DrProject Internals: Tickets

At long last tickets… I still slip sometimes and refer to ticketing systems as “bug trackers”, but they’re much more than that. If version control is a project’s memory of where it has been, ticketing is the to-do list telling it where it’s going. New feature ideas, open questions, requirements—I haven’t found a limit yet to what a ticketing system can be used to remember.

The simplest possible ticketing system is a flat ASCII list of things that need to be done. Store this under version control, so that everyone in the project can edit it concurrently without information being lost, and you’re already better off than you were. I ran several projects in the late 1980s and early 1990s this way, and still sometimes miss the simplicity.

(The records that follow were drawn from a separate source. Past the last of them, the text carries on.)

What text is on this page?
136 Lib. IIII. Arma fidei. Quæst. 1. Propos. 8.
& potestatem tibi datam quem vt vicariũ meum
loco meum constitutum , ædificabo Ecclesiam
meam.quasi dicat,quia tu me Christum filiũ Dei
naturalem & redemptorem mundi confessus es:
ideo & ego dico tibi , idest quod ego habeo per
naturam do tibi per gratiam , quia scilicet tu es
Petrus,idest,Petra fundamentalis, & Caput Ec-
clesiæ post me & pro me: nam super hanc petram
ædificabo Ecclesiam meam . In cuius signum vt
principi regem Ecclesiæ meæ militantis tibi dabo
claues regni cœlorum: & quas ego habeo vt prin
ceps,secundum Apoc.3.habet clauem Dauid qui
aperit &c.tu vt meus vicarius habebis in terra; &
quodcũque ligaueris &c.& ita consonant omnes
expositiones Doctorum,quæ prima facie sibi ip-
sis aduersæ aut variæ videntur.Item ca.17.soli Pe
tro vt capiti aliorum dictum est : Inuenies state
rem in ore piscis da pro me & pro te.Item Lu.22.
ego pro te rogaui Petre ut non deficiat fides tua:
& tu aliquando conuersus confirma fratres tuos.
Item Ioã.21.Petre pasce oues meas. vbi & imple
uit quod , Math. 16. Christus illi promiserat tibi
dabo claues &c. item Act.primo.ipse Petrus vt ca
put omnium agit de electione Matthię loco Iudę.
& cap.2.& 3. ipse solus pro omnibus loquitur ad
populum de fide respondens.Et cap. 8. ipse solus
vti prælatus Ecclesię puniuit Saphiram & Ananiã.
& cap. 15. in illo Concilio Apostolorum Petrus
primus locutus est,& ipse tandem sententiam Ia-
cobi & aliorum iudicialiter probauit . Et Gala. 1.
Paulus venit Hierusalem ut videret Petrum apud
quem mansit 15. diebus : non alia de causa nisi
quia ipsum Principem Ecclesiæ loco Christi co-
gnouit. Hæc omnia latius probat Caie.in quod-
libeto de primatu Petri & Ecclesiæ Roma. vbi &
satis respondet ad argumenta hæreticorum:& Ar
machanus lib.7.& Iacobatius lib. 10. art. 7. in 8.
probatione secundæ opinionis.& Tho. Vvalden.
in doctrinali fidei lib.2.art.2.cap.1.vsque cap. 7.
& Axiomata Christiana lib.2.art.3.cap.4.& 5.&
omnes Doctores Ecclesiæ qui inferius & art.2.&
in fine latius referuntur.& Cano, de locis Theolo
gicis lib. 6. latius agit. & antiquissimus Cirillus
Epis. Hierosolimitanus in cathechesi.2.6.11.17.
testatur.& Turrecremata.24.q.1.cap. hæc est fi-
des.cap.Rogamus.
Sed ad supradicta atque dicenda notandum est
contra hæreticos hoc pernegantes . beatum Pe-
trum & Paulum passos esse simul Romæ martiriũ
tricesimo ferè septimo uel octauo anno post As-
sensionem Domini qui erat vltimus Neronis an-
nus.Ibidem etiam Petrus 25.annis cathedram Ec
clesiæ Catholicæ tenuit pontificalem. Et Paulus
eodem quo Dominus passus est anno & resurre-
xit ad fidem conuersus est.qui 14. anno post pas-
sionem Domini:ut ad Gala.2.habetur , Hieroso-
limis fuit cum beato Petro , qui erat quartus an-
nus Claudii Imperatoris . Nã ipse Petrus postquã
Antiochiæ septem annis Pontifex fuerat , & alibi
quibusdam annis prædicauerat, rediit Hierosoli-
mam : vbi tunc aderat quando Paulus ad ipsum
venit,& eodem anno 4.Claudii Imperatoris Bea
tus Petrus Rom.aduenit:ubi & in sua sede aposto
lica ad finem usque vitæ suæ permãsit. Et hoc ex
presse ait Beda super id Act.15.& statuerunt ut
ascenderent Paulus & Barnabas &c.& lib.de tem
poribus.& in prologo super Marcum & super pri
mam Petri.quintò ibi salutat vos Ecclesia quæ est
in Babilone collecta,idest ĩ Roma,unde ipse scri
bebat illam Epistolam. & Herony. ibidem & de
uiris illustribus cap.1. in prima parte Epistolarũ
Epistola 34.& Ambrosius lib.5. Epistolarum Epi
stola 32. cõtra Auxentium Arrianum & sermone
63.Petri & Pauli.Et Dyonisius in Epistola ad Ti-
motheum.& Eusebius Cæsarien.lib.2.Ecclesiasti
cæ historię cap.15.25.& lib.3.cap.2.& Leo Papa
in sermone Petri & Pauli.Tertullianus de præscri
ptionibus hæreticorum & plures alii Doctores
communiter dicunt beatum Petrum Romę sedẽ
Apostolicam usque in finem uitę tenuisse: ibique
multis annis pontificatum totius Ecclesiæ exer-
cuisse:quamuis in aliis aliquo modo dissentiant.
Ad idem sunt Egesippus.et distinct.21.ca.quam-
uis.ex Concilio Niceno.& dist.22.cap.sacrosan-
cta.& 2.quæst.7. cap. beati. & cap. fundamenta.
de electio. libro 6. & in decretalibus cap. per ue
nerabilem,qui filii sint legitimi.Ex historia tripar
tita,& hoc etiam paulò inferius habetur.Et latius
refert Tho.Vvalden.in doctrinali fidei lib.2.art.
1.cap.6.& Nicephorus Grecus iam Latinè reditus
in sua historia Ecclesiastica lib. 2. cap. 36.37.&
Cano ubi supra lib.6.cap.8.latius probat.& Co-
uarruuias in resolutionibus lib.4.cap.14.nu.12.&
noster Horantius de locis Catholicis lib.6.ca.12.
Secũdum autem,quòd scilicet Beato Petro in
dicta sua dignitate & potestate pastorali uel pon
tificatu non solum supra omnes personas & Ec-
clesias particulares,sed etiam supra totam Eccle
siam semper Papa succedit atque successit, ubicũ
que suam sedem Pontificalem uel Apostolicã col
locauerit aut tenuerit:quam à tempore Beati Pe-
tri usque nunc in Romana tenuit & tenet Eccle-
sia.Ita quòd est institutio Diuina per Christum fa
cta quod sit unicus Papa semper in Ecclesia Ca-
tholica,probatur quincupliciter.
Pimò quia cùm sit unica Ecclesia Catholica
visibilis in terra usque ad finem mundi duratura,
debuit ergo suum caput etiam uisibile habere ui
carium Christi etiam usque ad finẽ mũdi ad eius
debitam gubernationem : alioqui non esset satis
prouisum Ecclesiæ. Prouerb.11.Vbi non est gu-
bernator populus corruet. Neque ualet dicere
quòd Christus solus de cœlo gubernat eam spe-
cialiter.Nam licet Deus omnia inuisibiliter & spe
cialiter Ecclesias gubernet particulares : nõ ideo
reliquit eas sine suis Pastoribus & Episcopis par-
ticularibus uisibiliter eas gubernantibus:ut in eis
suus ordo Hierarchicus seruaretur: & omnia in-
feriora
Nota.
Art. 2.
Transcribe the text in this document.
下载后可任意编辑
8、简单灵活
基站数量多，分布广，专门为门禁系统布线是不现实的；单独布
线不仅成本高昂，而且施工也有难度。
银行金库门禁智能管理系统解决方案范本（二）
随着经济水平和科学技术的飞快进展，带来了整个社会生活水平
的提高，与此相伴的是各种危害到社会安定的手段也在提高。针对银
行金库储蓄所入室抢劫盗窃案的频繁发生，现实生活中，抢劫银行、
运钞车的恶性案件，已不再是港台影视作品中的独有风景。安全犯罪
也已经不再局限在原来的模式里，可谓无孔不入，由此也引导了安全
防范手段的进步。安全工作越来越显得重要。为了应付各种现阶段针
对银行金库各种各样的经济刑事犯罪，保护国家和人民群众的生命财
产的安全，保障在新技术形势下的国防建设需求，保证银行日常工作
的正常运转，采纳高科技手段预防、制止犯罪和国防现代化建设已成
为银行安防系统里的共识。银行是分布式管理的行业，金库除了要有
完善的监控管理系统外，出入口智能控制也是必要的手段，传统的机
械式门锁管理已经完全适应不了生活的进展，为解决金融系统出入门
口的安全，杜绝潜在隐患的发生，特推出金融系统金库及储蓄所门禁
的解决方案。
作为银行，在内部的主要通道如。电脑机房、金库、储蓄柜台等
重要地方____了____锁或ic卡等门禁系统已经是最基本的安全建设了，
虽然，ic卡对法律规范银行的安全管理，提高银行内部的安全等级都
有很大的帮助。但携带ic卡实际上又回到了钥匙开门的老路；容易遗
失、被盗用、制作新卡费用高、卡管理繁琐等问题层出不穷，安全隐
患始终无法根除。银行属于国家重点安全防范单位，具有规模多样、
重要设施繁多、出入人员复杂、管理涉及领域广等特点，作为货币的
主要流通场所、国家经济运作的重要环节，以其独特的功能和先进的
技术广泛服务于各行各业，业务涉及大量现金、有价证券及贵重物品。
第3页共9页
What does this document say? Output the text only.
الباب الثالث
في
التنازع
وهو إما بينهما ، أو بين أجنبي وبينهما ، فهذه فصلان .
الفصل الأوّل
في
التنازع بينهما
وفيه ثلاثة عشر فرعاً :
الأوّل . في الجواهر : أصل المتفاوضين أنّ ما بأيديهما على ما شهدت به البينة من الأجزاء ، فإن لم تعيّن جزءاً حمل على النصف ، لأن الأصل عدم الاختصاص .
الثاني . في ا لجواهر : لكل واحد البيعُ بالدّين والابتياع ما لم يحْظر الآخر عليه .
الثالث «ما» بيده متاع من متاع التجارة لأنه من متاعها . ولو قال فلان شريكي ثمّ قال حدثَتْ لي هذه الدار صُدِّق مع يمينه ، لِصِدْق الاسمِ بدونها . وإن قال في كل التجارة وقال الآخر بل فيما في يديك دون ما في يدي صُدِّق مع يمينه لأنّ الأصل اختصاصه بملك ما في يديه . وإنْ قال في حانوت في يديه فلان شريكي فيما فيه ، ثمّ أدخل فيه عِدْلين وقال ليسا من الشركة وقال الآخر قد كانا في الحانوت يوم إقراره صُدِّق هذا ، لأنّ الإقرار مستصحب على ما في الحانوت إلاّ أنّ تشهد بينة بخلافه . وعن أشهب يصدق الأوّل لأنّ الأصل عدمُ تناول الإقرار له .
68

But people want more: they want to know who’s responsible for each ticket, how important it is, when it was created, and so on. They also want to slice the data in other ways to find out which tickets particular people (usually themselves) are responsible for, or which tickets have to be closed before Version 3.2 can go out the door.

Historically, the only sensible way to build systems that needed to perform complex queries on structured data has been to use a relational database. It’s easy to create text files with email-style headers like this:

Author: Alan Turing
Owner: Alan Turing
Date-Created: 1950-07-03 13:29:00
Summary: Write a chess-playing program  As the rules of the game are algorithmic in
nature, surely it must be possible to create a stored program capable of emulating
or surpassing human play?

but sooner or later, you have to write a little Boolean query engine so that you can find tickets created by Alan Turing, but owned by someone else, that aren’t about “chess”. If we were inventing issue tracking for the first time today, open source text search engines like Lucene might make text files under version control viable; as it is, every issue tracker I know of has a database in it somewhere (even Roundup, which breaks with tradition in many other ways).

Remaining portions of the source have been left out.